Janu memegangi perutnya yang sakit karena kebanyakan tertawa. Ia melirik Anggit yang nyengir ditatap seperti itu oleh Janu. Anggit sebenarnya hanya bingung bagaimana ia harus menanggapi kalimat Lintang itu. Apalagi di bagian Lintang ingin dapat pacar yang keren selama kuliah. Rasa-rasanya ia miris melihat dirinya sendiri yang tak dianggap sebagai laki-laki oleh Lintang. Diam-diam, keinginannya selama masa kuliah bertambah satu. Membuat Lintang melihatnya sebagai seorang laki-laki.
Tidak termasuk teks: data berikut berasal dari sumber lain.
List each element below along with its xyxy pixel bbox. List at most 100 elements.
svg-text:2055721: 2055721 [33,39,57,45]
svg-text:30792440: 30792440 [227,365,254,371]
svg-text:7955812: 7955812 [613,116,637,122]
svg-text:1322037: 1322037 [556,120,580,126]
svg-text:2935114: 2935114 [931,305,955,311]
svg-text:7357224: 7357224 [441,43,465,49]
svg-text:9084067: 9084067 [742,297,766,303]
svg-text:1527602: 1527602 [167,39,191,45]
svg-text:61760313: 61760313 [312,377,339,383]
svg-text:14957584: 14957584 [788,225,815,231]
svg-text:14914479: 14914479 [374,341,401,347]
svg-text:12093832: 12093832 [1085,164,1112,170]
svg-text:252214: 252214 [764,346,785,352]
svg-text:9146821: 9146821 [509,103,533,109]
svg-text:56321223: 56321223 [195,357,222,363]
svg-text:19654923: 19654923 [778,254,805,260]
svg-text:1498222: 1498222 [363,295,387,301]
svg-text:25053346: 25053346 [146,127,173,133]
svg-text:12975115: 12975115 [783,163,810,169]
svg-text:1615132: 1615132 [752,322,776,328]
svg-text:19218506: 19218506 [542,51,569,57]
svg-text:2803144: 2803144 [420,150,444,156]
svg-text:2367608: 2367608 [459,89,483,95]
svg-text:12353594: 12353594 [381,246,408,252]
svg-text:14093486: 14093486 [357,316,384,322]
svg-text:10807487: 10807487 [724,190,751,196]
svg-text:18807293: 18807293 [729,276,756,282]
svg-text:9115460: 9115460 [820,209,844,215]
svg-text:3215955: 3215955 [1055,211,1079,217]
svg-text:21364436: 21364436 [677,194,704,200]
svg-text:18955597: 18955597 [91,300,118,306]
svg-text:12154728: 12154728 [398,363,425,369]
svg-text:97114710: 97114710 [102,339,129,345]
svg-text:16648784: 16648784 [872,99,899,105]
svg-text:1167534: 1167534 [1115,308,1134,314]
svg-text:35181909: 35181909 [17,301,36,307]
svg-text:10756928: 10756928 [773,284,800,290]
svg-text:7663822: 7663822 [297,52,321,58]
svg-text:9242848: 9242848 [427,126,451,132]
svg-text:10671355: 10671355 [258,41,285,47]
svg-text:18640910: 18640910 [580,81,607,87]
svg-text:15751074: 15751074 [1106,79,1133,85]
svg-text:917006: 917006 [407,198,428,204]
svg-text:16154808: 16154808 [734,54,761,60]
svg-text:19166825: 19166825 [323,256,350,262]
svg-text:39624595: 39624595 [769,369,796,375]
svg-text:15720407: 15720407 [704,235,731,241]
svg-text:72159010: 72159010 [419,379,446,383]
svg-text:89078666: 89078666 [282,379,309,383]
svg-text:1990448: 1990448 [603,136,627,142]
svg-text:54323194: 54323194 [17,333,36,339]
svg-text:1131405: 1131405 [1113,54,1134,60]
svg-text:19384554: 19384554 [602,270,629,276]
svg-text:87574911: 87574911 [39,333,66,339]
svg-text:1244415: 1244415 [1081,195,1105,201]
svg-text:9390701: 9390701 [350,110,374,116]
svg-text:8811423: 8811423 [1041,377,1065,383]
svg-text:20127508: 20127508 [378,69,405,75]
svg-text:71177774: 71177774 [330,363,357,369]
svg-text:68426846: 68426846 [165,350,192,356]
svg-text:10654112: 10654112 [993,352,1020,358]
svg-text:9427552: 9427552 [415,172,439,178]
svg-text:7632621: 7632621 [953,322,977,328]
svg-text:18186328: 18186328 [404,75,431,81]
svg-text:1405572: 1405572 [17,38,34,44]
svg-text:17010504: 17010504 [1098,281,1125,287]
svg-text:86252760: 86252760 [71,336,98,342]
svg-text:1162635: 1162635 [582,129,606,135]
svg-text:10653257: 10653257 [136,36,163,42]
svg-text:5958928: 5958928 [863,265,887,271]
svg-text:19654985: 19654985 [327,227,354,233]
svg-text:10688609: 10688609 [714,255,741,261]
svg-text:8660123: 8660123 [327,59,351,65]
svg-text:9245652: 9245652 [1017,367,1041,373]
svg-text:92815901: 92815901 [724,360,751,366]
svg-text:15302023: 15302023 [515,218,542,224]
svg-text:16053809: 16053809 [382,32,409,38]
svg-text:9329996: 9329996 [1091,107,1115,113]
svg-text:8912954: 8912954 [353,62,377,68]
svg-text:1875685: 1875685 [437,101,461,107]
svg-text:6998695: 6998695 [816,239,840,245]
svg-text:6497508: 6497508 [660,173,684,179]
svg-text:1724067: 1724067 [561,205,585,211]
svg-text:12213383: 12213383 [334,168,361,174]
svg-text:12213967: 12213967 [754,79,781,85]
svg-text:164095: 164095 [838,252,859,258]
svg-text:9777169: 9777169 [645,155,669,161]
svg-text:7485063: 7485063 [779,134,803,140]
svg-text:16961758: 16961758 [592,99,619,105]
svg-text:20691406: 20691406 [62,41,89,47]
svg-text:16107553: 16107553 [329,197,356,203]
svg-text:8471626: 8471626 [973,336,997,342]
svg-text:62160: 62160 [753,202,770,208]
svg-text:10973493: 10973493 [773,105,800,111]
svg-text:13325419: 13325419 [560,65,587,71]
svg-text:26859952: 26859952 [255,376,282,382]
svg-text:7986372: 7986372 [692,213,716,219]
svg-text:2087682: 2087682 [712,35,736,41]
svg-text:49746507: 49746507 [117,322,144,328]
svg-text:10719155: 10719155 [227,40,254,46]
"Lhah si Anggit tu sebenernya menahan tawanya. Tu lihat aja senyumnya yang mengejek." Kata Janu kemudian kembali tertawa.

Lintang melirik kesal ke arah Janu lalu beralih ke Anggit.

"Nggit, emang beneran yang diomongin Janu?" tanya Lintang. Yang ditanya pun cuma bisa nyengir sambil menggaruk-garuk tengkuknya yang tak gatal karena bingung harus menanggapi apa.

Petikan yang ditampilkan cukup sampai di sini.